How aid cuts will be distributed and the proportion that will fall to research is not yet clear. But it is clear that any significant reduction to development research budgets will seriously damage the effectiveness of programmes as well as our reputation for world-leading science and research. Such a move threatens international research partnerships that once lost would take many years to re-build.

At risk is also the investment that has positively changed how research is done. The UK has recognised that the best evidence is found through research that is collaborative, through international and interdisciplinary partnerships (bringing together social science and humanities with natural and health sciences, private and public sector and local people) and engaged with policymakers and practitioners. The ability to undertake research in this way matters, and is something that DFID led the way on, supported by other funders including UK Research and Innovation (UKRI) and the British Academy.
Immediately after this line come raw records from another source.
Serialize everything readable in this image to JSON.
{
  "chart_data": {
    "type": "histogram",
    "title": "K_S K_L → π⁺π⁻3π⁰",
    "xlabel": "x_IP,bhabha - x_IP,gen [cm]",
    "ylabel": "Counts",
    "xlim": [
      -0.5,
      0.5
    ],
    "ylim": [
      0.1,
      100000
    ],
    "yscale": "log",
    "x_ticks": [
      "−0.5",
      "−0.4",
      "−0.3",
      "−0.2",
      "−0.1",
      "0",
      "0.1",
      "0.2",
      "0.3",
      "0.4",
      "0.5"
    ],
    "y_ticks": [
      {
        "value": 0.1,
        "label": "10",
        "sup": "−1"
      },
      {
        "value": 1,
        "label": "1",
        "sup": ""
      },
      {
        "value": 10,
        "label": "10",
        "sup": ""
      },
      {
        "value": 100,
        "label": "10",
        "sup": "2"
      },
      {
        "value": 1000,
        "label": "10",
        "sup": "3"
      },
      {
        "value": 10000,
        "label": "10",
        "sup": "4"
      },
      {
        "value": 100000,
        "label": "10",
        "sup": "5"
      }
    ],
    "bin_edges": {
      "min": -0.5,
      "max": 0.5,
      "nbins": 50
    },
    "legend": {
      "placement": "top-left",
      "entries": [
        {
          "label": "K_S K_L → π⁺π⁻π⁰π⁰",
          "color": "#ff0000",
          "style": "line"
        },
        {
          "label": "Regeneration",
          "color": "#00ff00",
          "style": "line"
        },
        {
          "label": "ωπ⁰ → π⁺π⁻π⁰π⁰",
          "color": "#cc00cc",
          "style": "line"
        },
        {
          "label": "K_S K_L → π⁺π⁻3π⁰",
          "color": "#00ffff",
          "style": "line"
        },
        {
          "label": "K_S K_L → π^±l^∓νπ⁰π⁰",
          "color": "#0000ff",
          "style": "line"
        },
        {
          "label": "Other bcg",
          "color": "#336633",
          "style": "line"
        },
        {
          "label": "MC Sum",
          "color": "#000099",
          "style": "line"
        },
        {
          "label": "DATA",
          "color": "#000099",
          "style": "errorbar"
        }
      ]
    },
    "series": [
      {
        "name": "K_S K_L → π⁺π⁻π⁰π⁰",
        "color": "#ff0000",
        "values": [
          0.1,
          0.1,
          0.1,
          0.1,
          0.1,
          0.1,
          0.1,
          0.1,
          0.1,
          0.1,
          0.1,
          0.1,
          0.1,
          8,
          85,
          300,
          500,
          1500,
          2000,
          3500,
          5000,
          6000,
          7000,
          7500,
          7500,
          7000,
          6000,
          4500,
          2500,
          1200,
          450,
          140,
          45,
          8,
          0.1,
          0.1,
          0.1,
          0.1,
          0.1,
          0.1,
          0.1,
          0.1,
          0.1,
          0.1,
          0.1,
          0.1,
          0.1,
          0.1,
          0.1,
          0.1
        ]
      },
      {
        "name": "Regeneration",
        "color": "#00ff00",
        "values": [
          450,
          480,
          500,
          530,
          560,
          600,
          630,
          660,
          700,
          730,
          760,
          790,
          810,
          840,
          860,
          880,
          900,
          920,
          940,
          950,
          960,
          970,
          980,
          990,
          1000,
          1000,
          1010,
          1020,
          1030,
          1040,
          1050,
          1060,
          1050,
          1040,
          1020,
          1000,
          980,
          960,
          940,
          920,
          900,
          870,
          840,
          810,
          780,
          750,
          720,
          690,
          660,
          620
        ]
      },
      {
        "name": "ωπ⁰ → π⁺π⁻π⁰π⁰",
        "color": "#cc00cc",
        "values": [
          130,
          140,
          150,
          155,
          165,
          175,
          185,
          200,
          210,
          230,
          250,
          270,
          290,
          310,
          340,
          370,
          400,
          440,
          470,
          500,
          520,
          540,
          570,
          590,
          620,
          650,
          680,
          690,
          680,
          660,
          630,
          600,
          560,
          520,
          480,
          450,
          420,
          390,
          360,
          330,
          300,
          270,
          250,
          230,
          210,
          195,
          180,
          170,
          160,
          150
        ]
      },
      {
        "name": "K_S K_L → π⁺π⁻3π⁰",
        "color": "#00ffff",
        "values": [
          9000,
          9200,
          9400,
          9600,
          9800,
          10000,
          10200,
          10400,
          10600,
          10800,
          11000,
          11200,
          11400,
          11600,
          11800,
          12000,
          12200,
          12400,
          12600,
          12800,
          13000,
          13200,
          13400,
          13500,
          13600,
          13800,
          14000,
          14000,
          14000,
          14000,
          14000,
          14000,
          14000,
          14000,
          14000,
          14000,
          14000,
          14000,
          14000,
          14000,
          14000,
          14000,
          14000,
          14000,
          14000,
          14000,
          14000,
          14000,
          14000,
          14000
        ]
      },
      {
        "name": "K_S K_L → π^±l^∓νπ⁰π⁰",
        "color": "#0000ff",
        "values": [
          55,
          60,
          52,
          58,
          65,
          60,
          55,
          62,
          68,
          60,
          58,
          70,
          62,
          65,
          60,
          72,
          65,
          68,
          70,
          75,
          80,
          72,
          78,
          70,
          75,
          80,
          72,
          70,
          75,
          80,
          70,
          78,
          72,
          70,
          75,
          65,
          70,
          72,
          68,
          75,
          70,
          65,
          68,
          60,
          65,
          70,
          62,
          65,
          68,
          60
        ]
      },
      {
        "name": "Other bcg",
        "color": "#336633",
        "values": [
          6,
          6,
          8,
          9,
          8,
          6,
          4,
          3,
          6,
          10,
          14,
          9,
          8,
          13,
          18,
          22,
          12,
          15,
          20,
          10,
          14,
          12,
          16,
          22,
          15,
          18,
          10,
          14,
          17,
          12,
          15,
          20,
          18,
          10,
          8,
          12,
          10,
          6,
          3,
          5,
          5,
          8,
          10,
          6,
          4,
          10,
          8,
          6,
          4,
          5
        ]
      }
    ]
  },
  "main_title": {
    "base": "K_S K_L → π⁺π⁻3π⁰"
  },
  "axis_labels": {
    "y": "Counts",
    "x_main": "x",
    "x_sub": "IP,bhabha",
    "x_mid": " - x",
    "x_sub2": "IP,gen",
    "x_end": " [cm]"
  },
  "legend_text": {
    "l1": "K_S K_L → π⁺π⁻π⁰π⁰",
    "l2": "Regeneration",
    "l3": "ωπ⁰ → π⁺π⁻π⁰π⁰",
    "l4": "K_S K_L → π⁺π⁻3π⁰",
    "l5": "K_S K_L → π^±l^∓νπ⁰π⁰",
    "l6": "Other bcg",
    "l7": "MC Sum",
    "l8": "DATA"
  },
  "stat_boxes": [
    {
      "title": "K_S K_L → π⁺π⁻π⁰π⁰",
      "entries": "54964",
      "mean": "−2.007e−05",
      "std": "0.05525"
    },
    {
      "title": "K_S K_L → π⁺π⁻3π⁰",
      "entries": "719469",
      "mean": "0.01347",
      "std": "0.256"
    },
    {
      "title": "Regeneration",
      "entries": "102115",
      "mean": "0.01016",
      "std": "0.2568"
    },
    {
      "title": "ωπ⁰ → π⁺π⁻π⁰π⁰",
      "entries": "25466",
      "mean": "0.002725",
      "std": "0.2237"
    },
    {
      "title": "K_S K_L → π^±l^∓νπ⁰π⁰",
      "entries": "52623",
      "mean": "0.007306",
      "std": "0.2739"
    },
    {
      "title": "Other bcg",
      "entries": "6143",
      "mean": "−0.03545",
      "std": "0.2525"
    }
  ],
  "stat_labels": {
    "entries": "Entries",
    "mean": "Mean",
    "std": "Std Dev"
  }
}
As the world grapples with trying to overcome the Covid-19 pandemic and begin the long road to social and economic recovery, we must not compromise the UK’s ability to do high quality, interdisciplinary research that can transform lives globally – including in the UK. With multiple urgent global challenges facing us, including climate change, now more than ever we need to invest in international research for better decision-making, informed by real-world experiences and complexities.

This opinion was originally published on Open Access Government.

*2019 ODA stats show 9 percent of total bilateral aid was classified as spent on research – £953.4m (most of this BEIS/UKRI and DFID).  Divided by UK population of 66.65 million, this represents £14.30 each, divided by 52 weeks = 27p per week per person. Note that research often spans multiple sector codes within the UK aid statistics and programmes involving research activities are not always coded as such, so it can be difficult to get an exact total.